The chief casualties of such a loss would be the president’s economic-reform program, which has brought the country out of the Asian financial crisis, producing a 9 percent growth rate last year, and Kim himself, who would become a lame-duck leader until his mandated single term ends in 2003.

Kim’s “sunshine policy” of encouragement toward North Korea might be harmed, as would his candidacy for the Nobel Peace Prize, which is based on his long prodemocracy record.

On the other hand, there are analysts who think Kim’s virtuoso style would actually be enhanced by the removal of domestic political encumbrances. He would then be freed up to use his time to negotiate a visit to North Korea for talks with Pyongyang leader Kim Jong Il as a symbol of the realization of his “sunshine policy” and accompanying quest for the Nobel Prize.

The latest polls, including one conducted by the leading newspaper Dong-A Ilbo, show the conservative and probusiness opposition Grand National Party leading in 107 of 227 parliamentary districts, compared to 97 for Kim’s ruling Millennium Democratic Party.

The remaining 46 seats in the 273-member national assembly are apportioned based on results in the popular-vote race, in which the GNP and MDP are said to be running neck and neck.

Two smaller polls claimed that size of the undecided bloc, nearly one-third of the electorate, makes the outcome “too close to call.”

This gives the South Korean election a certain similarity to that of Taiwan, where I spent most of March. The vibrant stirrings of democracy in Taiwan were like a spring wind, blowing away old elements in the form of the long-entrenched Nationalist Party and ushering in new personalities.

Thirty years ago, when I first visited Taiwan, there were no elections at all. Now the people have spoken, provided an example that must be giving mainland China cause for worry. Will its Communist Party be toppled someday like Taiwan’s Kuomintang?

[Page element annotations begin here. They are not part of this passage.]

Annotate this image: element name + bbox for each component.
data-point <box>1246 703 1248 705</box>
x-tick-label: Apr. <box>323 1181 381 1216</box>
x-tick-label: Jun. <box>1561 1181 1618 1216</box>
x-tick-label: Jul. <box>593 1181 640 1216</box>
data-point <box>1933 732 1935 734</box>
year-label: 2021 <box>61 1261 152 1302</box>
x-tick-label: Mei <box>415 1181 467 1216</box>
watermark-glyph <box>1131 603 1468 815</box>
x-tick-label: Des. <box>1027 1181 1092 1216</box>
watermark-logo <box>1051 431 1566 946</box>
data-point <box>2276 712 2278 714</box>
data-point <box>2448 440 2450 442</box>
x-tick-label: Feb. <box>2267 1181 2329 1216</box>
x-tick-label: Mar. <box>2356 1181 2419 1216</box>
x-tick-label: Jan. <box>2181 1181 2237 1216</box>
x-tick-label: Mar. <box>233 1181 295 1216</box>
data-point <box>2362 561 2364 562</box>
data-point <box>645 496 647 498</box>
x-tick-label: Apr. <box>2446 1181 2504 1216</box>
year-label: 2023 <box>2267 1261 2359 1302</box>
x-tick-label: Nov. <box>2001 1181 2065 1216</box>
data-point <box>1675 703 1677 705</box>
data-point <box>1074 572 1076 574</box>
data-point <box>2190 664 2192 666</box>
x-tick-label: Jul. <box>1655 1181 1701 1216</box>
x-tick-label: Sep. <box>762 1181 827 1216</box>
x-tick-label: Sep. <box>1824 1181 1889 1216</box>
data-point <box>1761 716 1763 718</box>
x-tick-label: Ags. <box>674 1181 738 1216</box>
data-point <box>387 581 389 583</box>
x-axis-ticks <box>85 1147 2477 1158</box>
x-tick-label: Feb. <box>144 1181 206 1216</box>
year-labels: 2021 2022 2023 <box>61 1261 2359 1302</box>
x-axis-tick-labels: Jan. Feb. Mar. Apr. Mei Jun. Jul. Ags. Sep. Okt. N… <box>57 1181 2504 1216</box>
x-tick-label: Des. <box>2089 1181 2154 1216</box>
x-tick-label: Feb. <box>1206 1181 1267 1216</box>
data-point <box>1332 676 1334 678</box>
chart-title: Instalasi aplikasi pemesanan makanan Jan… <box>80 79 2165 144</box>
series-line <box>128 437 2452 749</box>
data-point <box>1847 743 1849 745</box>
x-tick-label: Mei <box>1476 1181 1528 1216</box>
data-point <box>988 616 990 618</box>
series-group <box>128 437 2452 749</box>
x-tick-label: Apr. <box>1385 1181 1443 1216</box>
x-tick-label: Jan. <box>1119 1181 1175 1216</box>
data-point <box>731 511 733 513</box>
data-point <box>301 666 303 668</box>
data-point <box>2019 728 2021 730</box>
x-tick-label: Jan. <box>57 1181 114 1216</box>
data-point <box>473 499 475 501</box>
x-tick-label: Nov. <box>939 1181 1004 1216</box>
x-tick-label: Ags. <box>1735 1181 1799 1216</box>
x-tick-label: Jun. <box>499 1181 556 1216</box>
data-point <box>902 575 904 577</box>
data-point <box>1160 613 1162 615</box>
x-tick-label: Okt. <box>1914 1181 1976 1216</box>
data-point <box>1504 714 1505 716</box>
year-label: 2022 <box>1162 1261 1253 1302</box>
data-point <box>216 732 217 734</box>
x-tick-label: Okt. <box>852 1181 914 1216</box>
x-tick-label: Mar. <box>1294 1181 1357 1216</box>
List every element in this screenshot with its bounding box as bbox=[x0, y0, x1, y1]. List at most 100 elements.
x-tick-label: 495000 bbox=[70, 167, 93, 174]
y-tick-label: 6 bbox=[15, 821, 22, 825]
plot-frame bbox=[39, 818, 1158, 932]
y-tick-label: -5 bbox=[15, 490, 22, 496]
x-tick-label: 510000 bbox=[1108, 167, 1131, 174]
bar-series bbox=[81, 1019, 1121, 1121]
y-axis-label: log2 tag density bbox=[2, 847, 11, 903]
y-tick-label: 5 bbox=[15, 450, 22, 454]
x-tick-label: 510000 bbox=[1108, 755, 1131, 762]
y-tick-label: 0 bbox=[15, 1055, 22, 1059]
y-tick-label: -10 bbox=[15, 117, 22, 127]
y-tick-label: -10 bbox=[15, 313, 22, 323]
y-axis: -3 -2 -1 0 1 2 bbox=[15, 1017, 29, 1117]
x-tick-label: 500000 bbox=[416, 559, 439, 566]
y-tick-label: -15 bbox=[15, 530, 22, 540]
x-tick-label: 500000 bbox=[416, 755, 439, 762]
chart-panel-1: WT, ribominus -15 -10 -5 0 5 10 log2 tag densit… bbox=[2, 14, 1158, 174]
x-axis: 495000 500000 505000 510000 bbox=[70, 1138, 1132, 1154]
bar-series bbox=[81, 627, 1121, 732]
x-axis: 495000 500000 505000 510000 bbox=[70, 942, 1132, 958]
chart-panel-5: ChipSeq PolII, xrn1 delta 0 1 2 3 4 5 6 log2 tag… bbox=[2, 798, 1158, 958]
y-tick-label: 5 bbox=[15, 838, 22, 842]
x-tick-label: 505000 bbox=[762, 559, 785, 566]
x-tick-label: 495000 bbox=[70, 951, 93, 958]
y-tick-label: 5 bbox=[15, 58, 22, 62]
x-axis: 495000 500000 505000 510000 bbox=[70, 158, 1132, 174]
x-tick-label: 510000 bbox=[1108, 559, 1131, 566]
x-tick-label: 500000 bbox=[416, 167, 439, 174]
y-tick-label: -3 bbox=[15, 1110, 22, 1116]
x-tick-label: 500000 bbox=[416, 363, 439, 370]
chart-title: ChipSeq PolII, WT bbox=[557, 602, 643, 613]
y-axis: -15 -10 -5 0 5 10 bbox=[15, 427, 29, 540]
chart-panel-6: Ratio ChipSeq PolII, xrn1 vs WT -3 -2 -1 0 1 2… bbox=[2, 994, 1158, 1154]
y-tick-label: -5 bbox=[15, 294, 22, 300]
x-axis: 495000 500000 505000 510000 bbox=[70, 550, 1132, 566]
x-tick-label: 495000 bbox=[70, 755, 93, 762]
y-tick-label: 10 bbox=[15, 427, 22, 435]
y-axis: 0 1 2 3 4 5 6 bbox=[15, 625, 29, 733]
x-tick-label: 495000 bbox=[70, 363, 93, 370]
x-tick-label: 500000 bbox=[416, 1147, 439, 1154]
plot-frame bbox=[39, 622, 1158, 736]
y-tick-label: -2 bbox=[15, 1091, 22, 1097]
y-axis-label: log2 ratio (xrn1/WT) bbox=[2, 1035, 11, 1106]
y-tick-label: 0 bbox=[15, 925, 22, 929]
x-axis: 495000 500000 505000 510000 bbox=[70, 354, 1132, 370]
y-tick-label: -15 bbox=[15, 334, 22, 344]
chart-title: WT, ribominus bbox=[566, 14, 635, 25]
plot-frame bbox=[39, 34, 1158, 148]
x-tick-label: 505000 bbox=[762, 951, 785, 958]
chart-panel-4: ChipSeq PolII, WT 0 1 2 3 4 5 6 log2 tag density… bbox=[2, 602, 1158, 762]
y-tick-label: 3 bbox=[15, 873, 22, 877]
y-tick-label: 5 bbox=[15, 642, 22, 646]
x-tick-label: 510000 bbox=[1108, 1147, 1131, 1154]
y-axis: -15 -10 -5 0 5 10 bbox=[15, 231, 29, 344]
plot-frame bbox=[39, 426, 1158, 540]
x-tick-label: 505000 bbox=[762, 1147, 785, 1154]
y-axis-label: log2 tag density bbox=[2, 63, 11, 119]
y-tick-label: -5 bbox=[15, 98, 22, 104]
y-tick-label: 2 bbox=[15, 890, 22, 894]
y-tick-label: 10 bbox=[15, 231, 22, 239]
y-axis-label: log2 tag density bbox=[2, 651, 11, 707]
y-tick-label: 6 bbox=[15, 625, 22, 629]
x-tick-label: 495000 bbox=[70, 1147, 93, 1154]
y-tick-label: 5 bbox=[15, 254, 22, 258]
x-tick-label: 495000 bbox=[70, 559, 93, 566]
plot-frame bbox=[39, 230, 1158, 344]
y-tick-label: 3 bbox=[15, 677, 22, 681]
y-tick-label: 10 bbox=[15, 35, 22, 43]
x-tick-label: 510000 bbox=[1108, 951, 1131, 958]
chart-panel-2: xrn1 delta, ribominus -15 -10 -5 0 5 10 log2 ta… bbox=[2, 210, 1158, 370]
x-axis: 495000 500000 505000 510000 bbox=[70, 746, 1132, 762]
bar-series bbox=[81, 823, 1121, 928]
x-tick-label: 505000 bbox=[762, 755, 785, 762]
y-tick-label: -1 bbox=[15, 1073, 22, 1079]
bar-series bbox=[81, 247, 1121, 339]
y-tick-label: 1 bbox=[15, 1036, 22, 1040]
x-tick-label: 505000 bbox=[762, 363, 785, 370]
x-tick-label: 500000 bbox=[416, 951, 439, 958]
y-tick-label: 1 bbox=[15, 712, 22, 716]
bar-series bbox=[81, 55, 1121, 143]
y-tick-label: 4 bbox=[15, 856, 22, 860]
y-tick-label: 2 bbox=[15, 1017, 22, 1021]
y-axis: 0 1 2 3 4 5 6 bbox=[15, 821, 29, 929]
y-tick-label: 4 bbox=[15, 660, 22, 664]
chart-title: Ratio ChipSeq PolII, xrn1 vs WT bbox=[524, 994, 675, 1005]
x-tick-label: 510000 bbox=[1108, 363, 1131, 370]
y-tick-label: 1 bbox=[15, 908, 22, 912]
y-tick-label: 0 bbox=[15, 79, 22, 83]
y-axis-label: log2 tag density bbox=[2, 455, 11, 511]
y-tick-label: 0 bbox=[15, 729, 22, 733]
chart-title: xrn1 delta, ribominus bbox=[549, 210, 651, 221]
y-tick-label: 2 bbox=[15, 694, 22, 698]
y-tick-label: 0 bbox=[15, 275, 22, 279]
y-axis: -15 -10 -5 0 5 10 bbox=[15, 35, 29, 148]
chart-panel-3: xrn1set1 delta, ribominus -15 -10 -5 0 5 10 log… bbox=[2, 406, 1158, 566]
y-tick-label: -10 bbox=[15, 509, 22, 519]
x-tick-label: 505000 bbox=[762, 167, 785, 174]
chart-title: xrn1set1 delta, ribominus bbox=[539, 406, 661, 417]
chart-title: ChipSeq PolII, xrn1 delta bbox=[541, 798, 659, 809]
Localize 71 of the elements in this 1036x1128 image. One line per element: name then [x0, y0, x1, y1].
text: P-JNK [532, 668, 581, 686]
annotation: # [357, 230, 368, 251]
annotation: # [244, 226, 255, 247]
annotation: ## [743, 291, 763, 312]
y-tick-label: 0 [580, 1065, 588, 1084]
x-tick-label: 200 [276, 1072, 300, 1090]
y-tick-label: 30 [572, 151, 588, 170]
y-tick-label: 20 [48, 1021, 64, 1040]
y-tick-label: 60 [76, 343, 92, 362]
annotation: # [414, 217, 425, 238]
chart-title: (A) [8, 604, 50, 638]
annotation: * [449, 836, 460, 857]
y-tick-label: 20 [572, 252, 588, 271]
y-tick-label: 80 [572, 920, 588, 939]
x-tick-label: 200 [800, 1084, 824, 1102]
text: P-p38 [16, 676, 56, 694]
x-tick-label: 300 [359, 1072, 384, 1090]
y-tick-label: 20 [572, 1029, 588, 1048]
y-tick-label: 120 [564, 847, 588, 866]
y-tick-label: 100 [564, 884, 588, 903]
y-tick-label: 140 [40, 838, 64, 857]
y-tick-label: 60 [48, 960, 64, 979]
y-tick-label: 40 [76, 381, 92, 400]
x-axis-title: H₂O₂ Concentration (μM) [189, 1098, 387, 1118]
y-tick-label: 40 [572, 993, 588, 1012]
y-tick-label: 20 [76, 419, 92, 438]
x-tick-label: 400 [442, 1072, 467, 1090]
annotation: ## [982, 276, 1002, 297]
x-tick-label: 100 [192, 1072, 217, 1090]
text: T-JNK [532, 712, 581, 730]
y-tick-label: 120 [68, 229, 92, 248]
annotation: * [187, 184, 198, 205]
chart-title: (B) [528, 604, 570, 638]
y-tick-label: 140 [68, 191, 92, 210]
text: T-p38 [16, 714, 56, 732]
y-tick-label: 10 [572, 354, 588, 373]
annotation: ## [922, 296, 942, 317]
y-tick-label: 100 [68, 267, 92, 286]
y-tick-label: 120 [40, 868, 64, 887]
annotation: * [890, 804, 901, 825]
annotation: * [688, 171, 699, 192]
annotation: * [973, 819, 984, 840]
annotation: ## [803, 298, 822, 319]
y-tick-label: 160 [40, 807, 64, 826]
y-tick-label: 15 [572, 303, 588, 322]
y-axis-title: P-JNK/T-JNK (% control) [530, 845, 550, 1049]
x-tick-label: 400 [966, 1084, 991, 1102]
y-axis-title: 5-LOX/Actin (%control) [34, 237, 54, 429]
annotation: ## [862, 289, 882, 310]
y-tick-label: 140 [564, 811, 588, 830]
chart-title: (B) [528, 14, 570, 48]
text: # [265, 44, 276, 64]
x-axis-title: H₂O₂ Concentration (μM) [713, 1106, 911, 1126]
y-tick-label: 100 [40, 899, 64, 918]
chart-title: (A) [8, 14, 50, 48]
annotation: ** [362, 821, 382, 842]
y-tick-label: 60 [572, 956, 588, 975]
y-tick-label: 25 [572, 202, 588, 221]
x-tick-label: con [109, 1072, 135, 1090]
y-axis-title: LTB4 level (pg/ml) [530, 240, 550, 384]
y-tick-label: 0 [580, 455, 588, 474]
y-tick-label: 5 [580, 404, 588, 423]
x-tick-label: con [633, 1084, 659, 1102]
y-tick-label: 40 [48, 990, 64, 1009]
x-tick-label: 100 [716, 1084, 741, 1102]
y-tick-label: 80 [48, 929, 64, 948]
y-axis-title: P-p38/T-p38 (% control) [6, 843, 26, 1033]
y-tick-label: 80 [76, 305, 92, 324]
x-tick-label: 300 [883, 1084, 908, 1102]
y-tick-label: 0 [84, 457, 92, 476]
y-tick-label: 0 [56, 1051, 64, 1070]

Similarly, when I first came to Korea 30 years ago there was little democracy. But change has swept the peninsula. The problem is to not get impatient, because there are still plenty of dangers.

When he was elected president on Dec. 19, 1997, Kim said, “I always maintained that economic and democratic development must go together. Now, they have elected me, and I will pursue both, hand in hand.”

Some Americans once feared that, as president, Kim might try to “go it alone,” call the withdrawal of U.S. troops and negotiate with the North directly. Those anxieties have proved unfounded, and Kim solidly supports cooperation with the United States.

Kim had hoped that intense competition would overcome the aberrations in Korean political life, where factionalism is a hallmark. But support for two conservative parties, the United Liberal Democrats and the Democratic People’s Party, has been undermined by civic groups using the Internet to level accusations of corruption and incompetence against the older generation of politicians. This syndrome cuts both ways for Kim, helping him among some groups and hurting him among others.

Meanwhile, Japan and South Korea have tentatively set a May meeting in Sapporo for a visit to Japan by Kim to discuss a range of issues. Before that, Japan-North Korea negotiations on establishing diplomatic ties will resume April 4 for the first time since talks collapsed in 1992.